On ne peut pas en rester à la pratique des institutions et de la démocratie européenne actuelle. Il n’est pas possible que tous les citoyens européens se sentent à ce point exclus des décisions qui sont prises en leur nom et dont ils ne sont même pas informés. Et donc je me battrai sans cesse et sans relâche pour que l’Union Européenne, dans les décisions qu’elle prend au nom des citoyens, prenne une attitude enfin démocratique dont nous avons besoin pour nous réconcilier avec elle.

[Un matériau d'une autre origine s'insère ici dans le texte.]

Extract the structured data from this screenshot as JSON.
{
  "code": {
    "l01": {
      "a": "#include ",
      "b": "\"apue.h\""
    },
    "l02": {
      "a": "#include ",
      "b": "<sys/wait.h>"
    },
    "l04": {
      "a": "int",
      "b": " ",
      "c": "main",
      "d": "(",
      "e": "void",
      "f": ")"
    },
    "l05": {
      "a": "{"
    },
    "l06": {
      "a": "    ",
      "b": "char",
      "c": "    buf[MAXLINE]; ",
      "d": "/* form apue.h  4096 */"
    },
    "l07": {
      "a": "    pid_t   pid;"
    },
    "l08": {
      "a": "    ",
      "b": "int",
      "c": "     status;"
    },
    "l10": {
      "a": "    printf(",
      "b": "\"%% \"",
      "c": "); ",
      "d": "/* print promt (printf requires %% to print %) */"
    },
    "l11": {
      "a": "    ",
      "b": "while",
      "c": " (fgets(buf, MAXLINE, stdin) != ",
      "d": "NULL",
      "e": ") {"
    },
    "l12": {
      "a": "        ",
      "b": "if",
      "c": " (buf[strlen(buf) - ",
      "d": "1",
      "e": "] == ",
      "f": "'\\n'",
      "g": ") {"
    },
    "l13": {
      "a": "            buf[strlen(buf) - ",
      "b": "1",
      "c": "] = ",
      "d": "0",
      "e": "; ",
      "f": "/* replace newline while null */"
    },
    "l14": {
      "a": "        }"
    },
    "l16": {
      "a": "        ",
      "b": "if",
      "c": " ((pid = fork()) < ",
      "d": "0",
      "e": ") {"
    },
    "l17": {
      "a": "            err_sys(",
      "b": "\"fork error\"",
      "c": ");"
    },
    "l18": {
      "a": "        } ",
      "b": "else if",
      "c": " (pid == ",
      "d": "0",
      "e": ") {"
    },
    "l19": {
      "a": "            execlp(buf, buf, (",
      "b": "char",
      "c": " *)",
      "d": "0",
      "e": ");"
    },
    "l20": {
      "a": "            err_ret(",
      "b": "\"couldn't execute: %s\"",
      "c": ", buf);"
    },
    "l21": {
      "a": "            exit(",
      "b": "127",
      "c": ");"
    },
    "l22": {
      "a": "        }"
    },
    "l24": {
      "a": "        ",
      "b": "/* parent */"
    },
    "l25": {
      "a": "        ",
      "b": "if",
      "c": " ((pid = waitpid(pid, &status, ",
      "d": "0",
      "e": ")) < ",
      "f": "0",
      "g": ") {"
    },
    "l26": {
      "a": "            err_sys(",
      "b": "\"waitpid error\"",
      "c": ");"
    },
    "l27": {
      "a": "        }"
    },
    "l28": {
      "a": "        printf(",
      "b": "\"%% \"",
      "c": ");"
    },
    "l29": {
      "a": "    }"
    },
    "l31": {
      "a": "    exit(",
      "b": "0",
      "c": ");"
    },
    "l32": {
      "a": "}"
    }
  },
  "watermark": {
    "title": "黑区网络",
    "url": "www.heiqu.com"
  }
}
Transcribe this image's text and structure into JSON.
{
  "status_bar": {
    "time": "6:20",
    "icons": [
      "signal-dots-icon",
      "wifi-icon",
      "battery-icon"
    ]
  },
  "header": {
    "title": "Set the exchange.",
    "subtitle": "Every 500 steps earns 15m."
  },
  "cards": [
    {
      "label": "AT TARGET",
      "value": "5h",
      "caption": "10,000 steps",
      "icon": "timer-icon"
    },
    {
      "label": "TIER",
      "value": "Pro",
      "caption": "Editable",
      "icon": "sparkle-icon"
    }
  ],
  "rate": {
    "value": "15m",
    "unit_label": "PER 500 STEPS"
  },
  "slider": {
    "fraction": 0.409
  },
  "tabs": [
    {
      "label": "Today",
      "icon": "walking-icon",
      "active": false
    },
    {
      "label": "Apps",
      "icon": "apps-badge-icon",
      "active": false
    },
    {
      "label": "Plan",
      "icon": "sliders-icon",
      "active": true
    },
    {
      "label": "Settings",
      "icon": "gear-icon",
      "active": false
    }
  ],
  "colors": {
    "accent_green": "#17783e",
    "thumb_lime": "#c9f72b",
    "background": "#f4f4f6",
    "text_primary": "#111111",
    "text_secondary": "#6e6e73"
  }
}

J’en arrive à la conclusion et au dernier mot de cette intervention. Notre mission est le retour de la confiance dans notre pays. Je crois que la confiance est la clef du débat public, la clef de l’adhésion des citoyens, la clef du développement, la clef de l’investissement, la clef de l’économie, la clef de l’innovation. C’est la clef qui ouvre toutes les serrures dans un pays. Il se trouve que lorsque le Général De Gaulle est revenu aux affaires en 1958, en quatre ans il a rebâti la confiance du pays. Je suis persuadé que nous pouvons le faire. Il suffit d’identifier les questions et de s’engager pleinement, sans faux semblant, sans masque, sans ruse, dans la résolution de ces questions. On a besoin de femmes et d’hommes publics qui croient à leur mission, qui font passer l’intérêt général avant leur intérêt particulier, qui parlent vrai, qui parlent clair, qui n’ont pas peur du jugement de leurs concitoyens. Et j’en suis sûr, il n’en faudra pas davantage pour que le regard change. Il n’en faudra pas davantage pour que renaisse l’estime des citoyens par rapport à ceux qui les représentent et à qui ils confient la charge de les gouverner. Et c’est l’estime qui ramène la confiance. Et c’est cela notre mission, et c’est cela notre engagement. Voilà notre contrat avec les Français, voilà sur quoi nous avons décidé de mener le combat, et de rendre à la France, si souvent déçue, si souvent trahie, ce dont elle a besoin pour vivre et pour se redresser, son espoir, et sa confiance.